L'Algérie et le Mali ont exhorté, à cette occasion, la communauté internationale à "appuyer les efforts du Mali, en particulier, et honorer les engagements pris, notamment à l’occasion de la conférence internationale pour la relance économique et le développement durale du Mali tenue à Paris le 22 octobre 2015".

Au plan des relations bilatérales, l’accent a été mis sur le partenariat stratégique entre les deux pays et la "convergence de vues" sur les questions d’intérêt commun, notamment celles liées à la paix, à la sécurité et au développement, tout en rappelant, à ce propos, le "rôle éminent" du président Abdelaziz Bouteflika dans le retour de la paix au Mali.

Par ailleurs, cette session s'est félicité du "dynamisme" de la coopération entre les deux pays, ce qui a permis de "jeter les bases d’une coopération économique, commerciale, sociale et culturelle plus poussée entre les deux pays".

A cet égard, elle s’est félicitée, en particulier, des conclusions du Forum économique algéro-malien, tenu en marge de ses travaux de cette session, et qui conduira à la création prochaine d’un conseil d’affaires entre les deux pays avec pour objectif, le développement des relations commerciales, la création de joint-ventures, la diversification, au profit des opérateurs économiques, des marchés et des sources d’approvisionnement.

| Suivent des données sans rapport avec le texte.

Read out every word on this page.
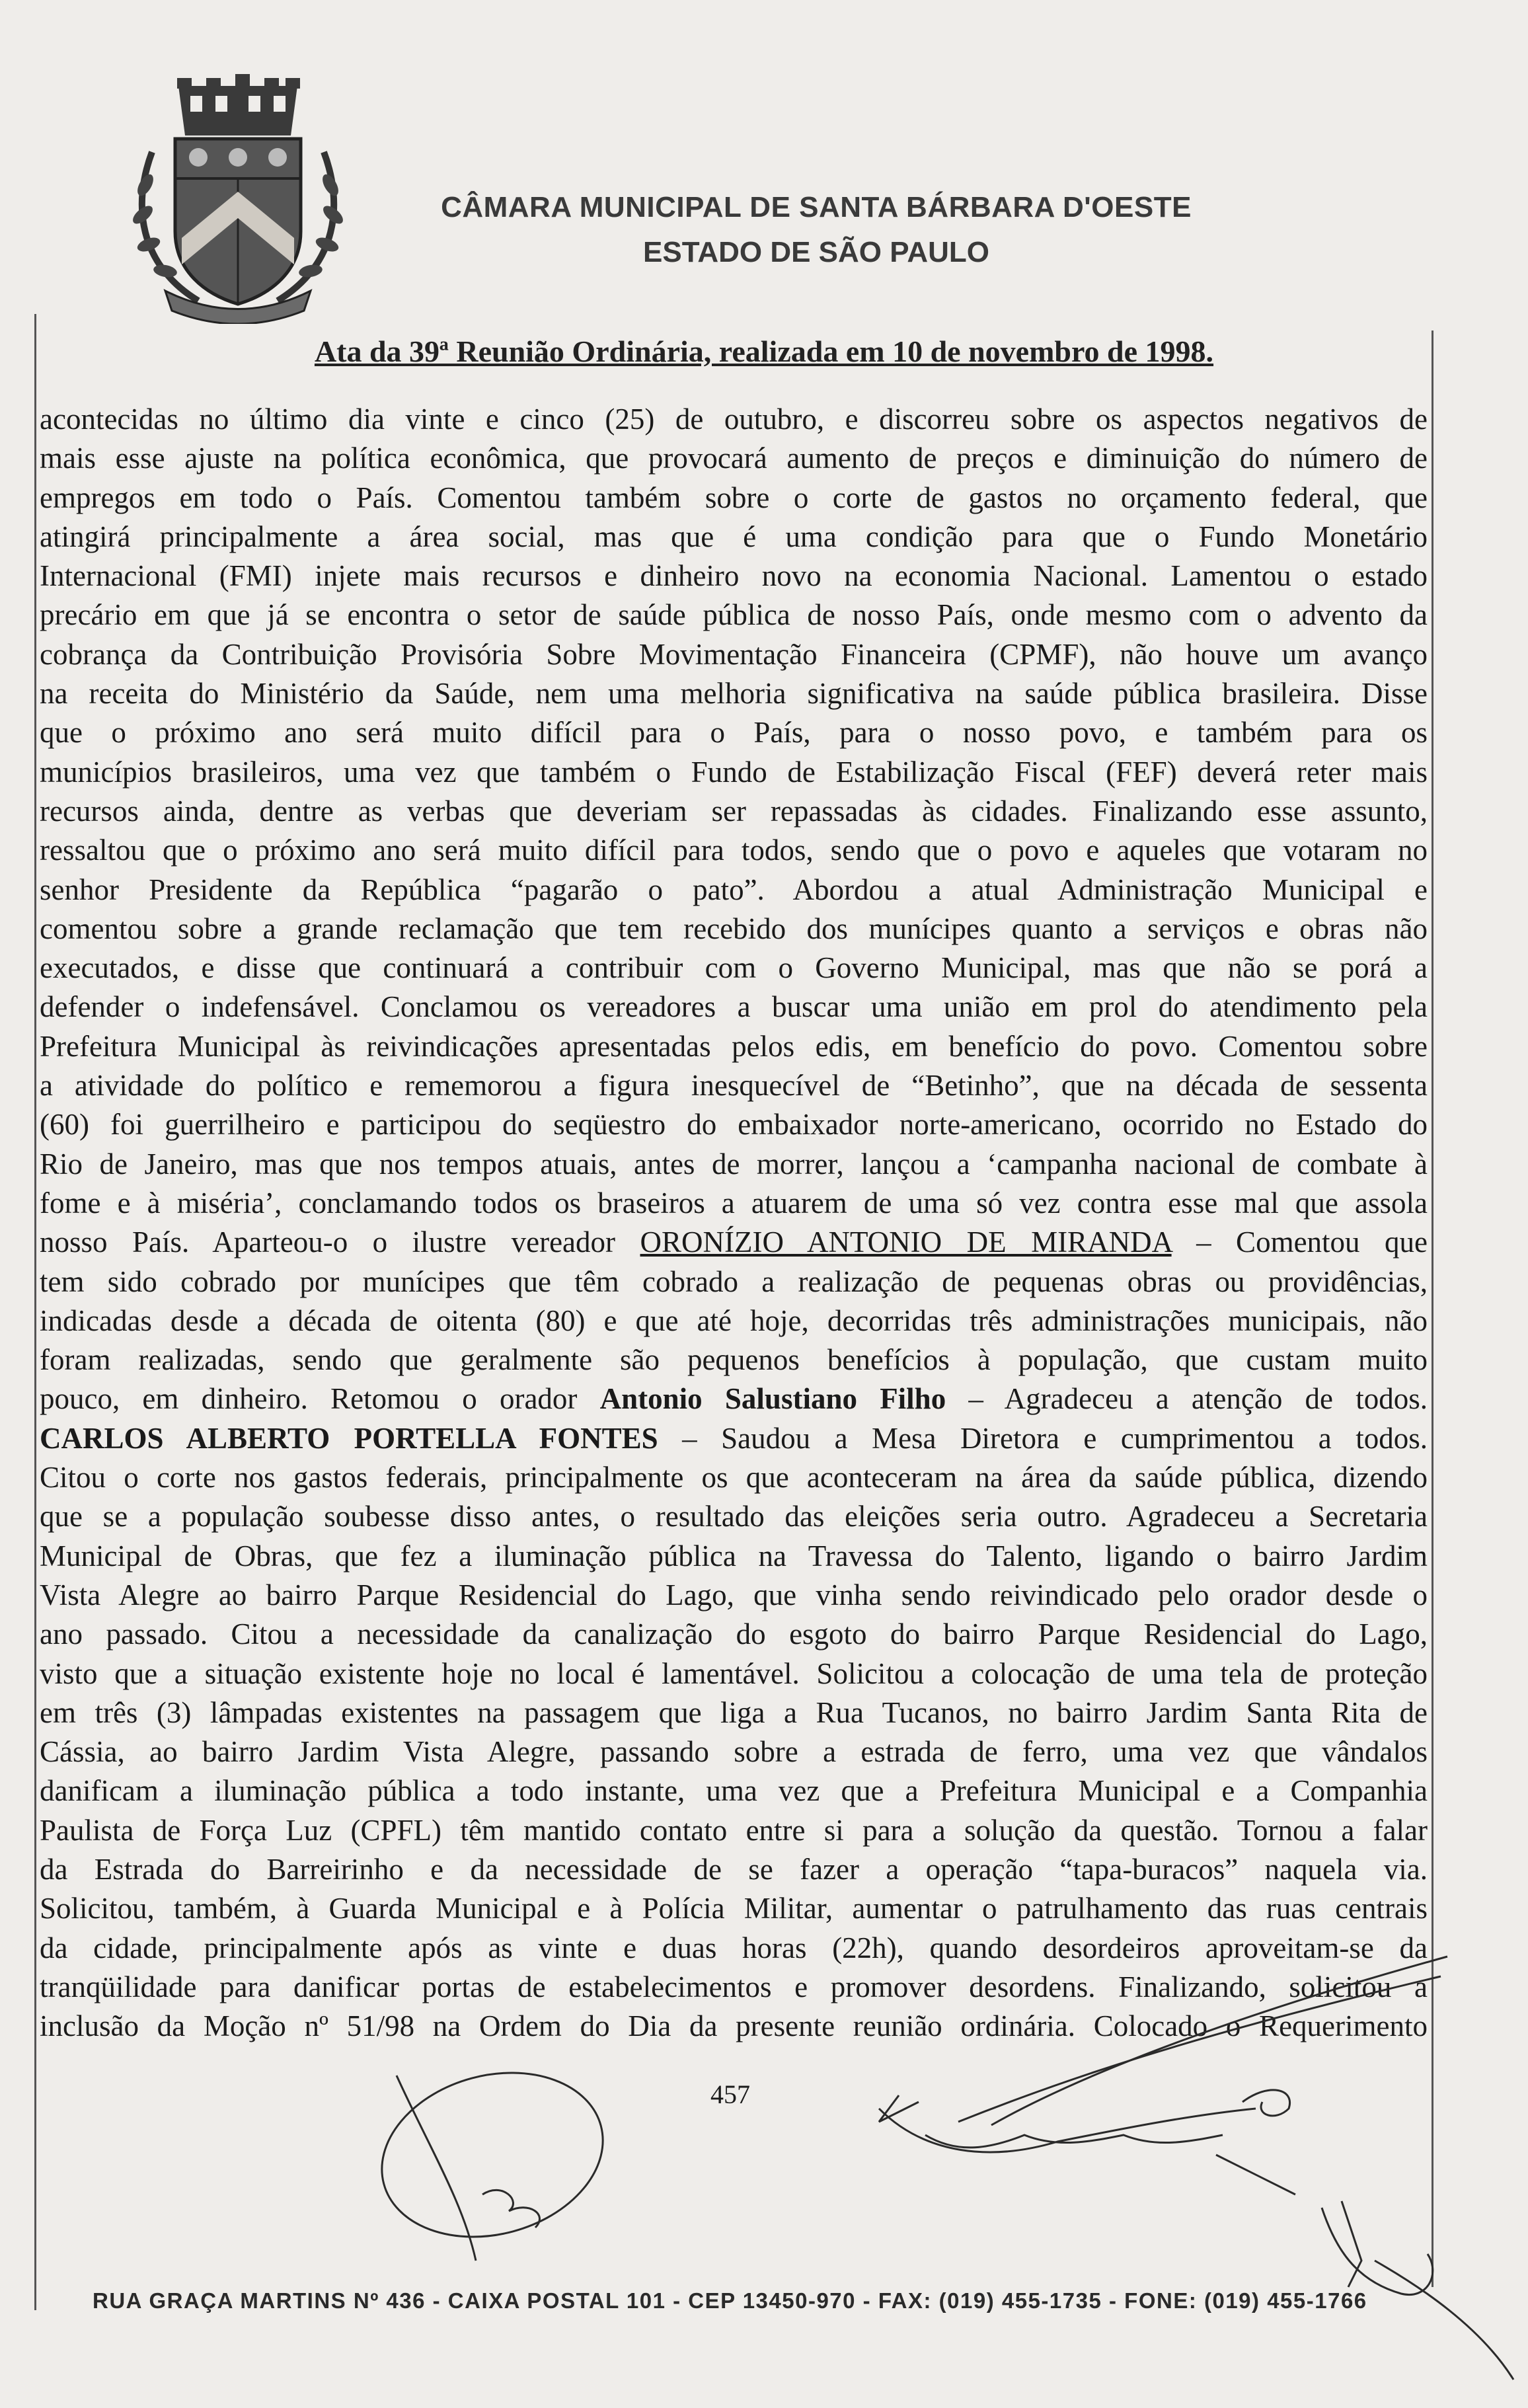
CÂMARA MUNICIPAL DE SANTA BÁRBARA D'OESTE
ESTADO DE SÃO PAULO
Ata da 39ª Reunião Ordinária, realizada em 10 de novembro de 1998.
acontecidas no último dia vinte e cinco (25) de outubro, e discorreu sobre os aspectos negativos de
mais esse ajuste na política econômica, que provocará aumento de preços e diminuição do número de
empregos em todo o País. Comentou também sobre o corte de gastos no orçamento federal, que
atingirá principalmente a área social, mas que é uma condição para que o Fundo Monetário
Internacional (FMI) injete mais recursos e dinheiro novo na economia Nacional. Lamentou o estado
precário em que já se encontra o setor de saúde pública de nosso País, onde mesmo com o advento da
cobrança da Contribuição Provisória Sobre Movimentação Financeira (CPMF), não houve um avanço
na receita do Ministério da Saúde, nem uma melhoria significativa na saúde pública brasileira. Disse
que o próximo ano será muito difícil para o País, para o nosso povo, e também para os
municípios brasileiros, uma vez que também o Fundo de Estabilização Fiscal (FEF) deverá reter mais
recursos ainda, dentre as verbas que deveriam ser repassadas às cidades. Finalizando esse assunto,
ressaltou que o próximo ano será muito difícil para todos, sendo que o povo e aqueles que votaram no
senhor Presidente da República “pagarão o pato”. Abordou a atual Administração Municipal e
comentou sobre a grande reclamação que tem recebido dos munícipes quanto a serviços e obras não
executados, e disse que continuará a contribuir com o Governo Municipal, mas que não se porá a
defender o indefensável. Conclamou os vereadores a buscar uma união em prol do atendimento pela
Prefeitura Municipal às reivindicações apresentadas pelos edis, em benefício do povo. Comentou sobre
a atividade do político e rememorou a figura inesquecível de “Betinho”, que na década de sessenta
(60) foi guerrilheiro e participou do seqüestro do embaixador norte-americano, ocorrido no Estado do
Rio de Janeiro, mas que nos tempos atuais, antes de morrer, lançou a ‘campanha nacional de combate à
fome e à miséria’, conclamando todos os braseiros a atuarem de uma só vez contra esse mal que assola
nosso País. Aparteou-o o ilustre vereador ORONÍZIO ANTONIO DE MIRANDA – Comentou que
tem sido cobrado por munícipes que têm cobrado a realização de pequenas obras ou providências,
indicadas desde a década de oitenta (80) e que até hoje, decorridas três administrações municipais, não
foram realizadas, sendo que geralmente são pequenos benefícios à população, que custam muito
pouco, em dinheiro. Retomou o orador Antonio Salustiano Filho – Agradeceu a atenção de todos.
CARLOS ALBERTO PORTELLA FONTES – Saudou a Mesa Diretora e cumprimentou a todos.
Citou o corte nos gastos federais, principalmente os que aconteceram na área da saúde pública, dizendo
que se a população soubesse disso antes, o resultado das eleições seria outro. Agradeceu a Secretaria
Municipal de Obras, que fez a iluminação pública na Travessa do Talento, ligando o bairro Jardim
Vista Alegre ao bairro Parque Residencial do Lago, que vinha sendo reivindicado pelo orador desde o
ano passado. Citou a necessidade da canalização do esgoto do bairro Parque Residencial do Lago,
visto que a situação existente hoje no local é lamentável. Solicitou a colocação de uma tela de proteção
em três (3) lâmpadas existentes na passagem que liga a Rua Tucanos, no bairro Jardim Santa Rita de
Cássia, ao bairro Jardim Vista Alegre, passando sobre a estrada de ferro, uma vez que vândalos
danificam a iluminação pública a todo instante, uma vez que a Prefeitura Municipal e a Companhia
Paulista de Força Luz (CPFL) têm mantido contato entre si para a solução da questão. Tornou a falar
da Estrada do Barreirinho e da necessidade de se fazer a operação “tapa-buracos” naquela via.
Solicitou, também, à Guarda Municipal e à Polícia Militar, aumentar o patrulhamento das ruas centrais
da cidade, principalmente após as vinte e duas horas (22h), quando desordeiros aproveitam-se da
tranqüilidade para danificar portas de estabelecimentos e promover desordens. Finalizando, solicitou a
inclusão da Moção nº 51/98 na Ordem do Dia da presente reunião ordinária. Colocado o Requerimento
457
RUA GRAÇA MARTINS Nº 436 - CAIXA POSTAL 101 - CEP 13450-970 - FAX: (019) 455-1735 - FONE: (019) 455-1766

Passant en revue les questions régionales et internationales d’intérêt commun, les deux parties ont réitéré leur "engagement à ne ménager aucun effort pour que la région sahélo-saharienne soit toujours un espace partagé de paix et de prospérité".

Elles ont réaffirmé leur "attachement" au processus de Nouakchott et se sont engagées à "renforcer davantage leur concertation pour promouvoir la paix et la sécurité en Afrique dans le cadre du CEMOC et de l’UFL".